Dunbrack, who was not the OEM director when the storm hit, identified the weaknesses in the system:
•lack of clear leadership
•lack of knowledge of the county disaster plan
•poor communications among responders and the public
•lack of designated shelters
The plan said to use the schools as shelters, but Dunbrack said the schools didn’t have power, either.
“We need to find a decent shelter,” he continued.
In spite of the weaknesses, Dunbrack said the county also had some strenghts:
•the volunteer base
•the ability to survive the first few days with little support
•partnerships with private businesses
Dunbrack said people really stepped up to volunteer for many functions.
“We need to maintain that,” he said. In addition, he said, private businesses like the National Radio Astronomy Observatory, Snowshoe Mountain Resort, the Pretty Penny Café and Pocahontas Home Medical, as well as convenience stores that donated items, were a big help in getting the county through a difficult time.
Dunbrack said he’s requested permanent whole building generators for each school through West Virginia Department of Homeland Security and Emergency Management. Schools in each community would be the designated shelters and would always have electricity, he said. Also, Dunbrack said, he’s upgrading the 911 system so that radio communications can be maintained, made plans to have pre-stocked supplies such as water, Meals-Ready-to-Eat and oxygen at pre-staged locations.
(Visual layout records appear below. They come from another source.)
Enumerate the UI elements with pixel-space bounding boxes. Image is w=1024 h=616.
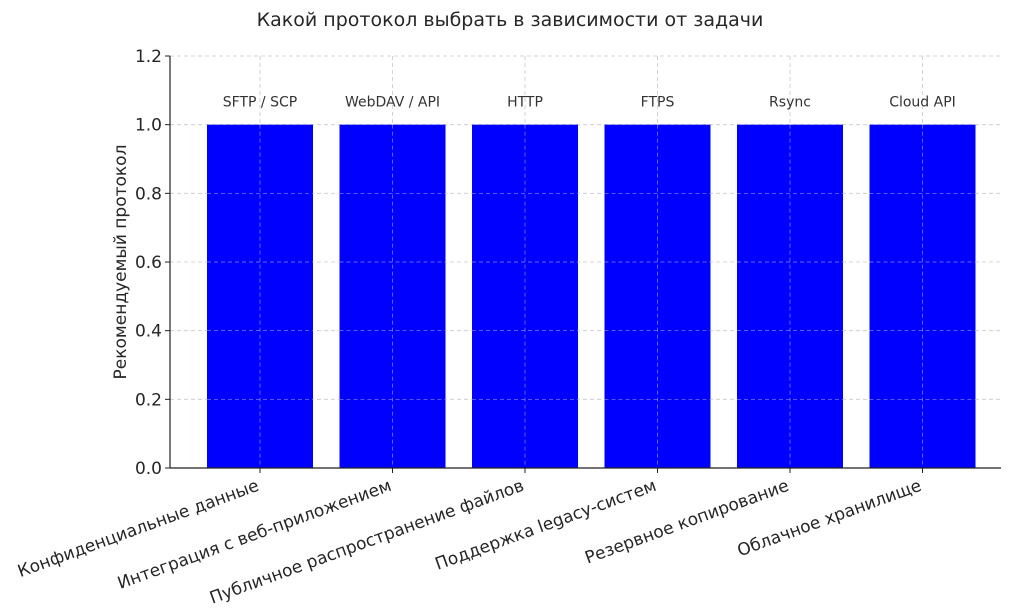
bar-data-label: WebDAV / API: [345, 95, 440, 111]
chart-title: Какой протокол выбрать в зависимости от …: [257, 9, 764, 31]
bar-data-label: SFTP / SCP: [223, 95, 297, 111]
bars: [207, 124, 976, 469]
data-labels: SFTP / SCP WebDAV / API HTTP FTPS Rsync Cloud…: [223, 95, 956, 111]
axes: [165, 55, 1001, 473]
y-tick-label: 1.0: [135, 116, 162, 136]
bar-data-label: HTTP: [507, 95, 543, 111]
bar-data-label: FTPS: [641, 95, 675, 111]
bar-data-label: Rsync: [769, 95, 811, 111]
y-axis-label: Рекомендуемый протокол: [111, 145, 131, 380]
y-tick-label: 0.6: [135, 253, 162, 273]
x-tick-label: Поддержка legacy-систем: [433, 476, 660, 575]
y-tick-label: 0.2: [135, 390, 162, 410]
y-tick-label: 0.8: [135, 184, 162, 204]
bar-data-label: Cloud API: [889, 95, 956, 111]
y-tick-label: 0.4: [135, 322, 162, 342]
y-tick-labels: 0.0 0.2 0.4 0.6 0.8 1.0 1.2: [135, 47, 162, 479]
y-tick-label: 0.0: [135, 459, 162, 479]
y-tick-label: 1.2: [135, 47, 162, 67]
As for clear leadership, Dunbrack said that he wanted that to come from his office.
“I like the job; I want to see it done right,” he said. “But I do need everybody’s help to ensure the plan is right and everybody knows what it is.”
One way to do that, he said, is to reactivate the LEPC, which was originally intended for Haz-Mat situations. The committee must be made up of certain people from certain walks of life:
•an elected official, state or local
•emergency medical service
•local health department
•operator of a covered facility
“We can’t say when these things are going to be,” Dunbrack noted. “We need to start soon.”
Dunbrack said he plans to have regular meetings to evaluate the current disaster plan and then ensure all responders and all residents are aware of it.
Then, in the wake of a disaster, Dunbrack said, each agency should have a representative available either in person or via telephone for daily briefings.
One responder, Marlinton Volunteer Fire Chief Herbie Barlow, said the county should not wait on grant funds to equip shelter locations, but go ahead and make those purchases, even if other community organizations suffered.
Anyssa Core, from the WVDHSEM, said grants were available for information dissemination.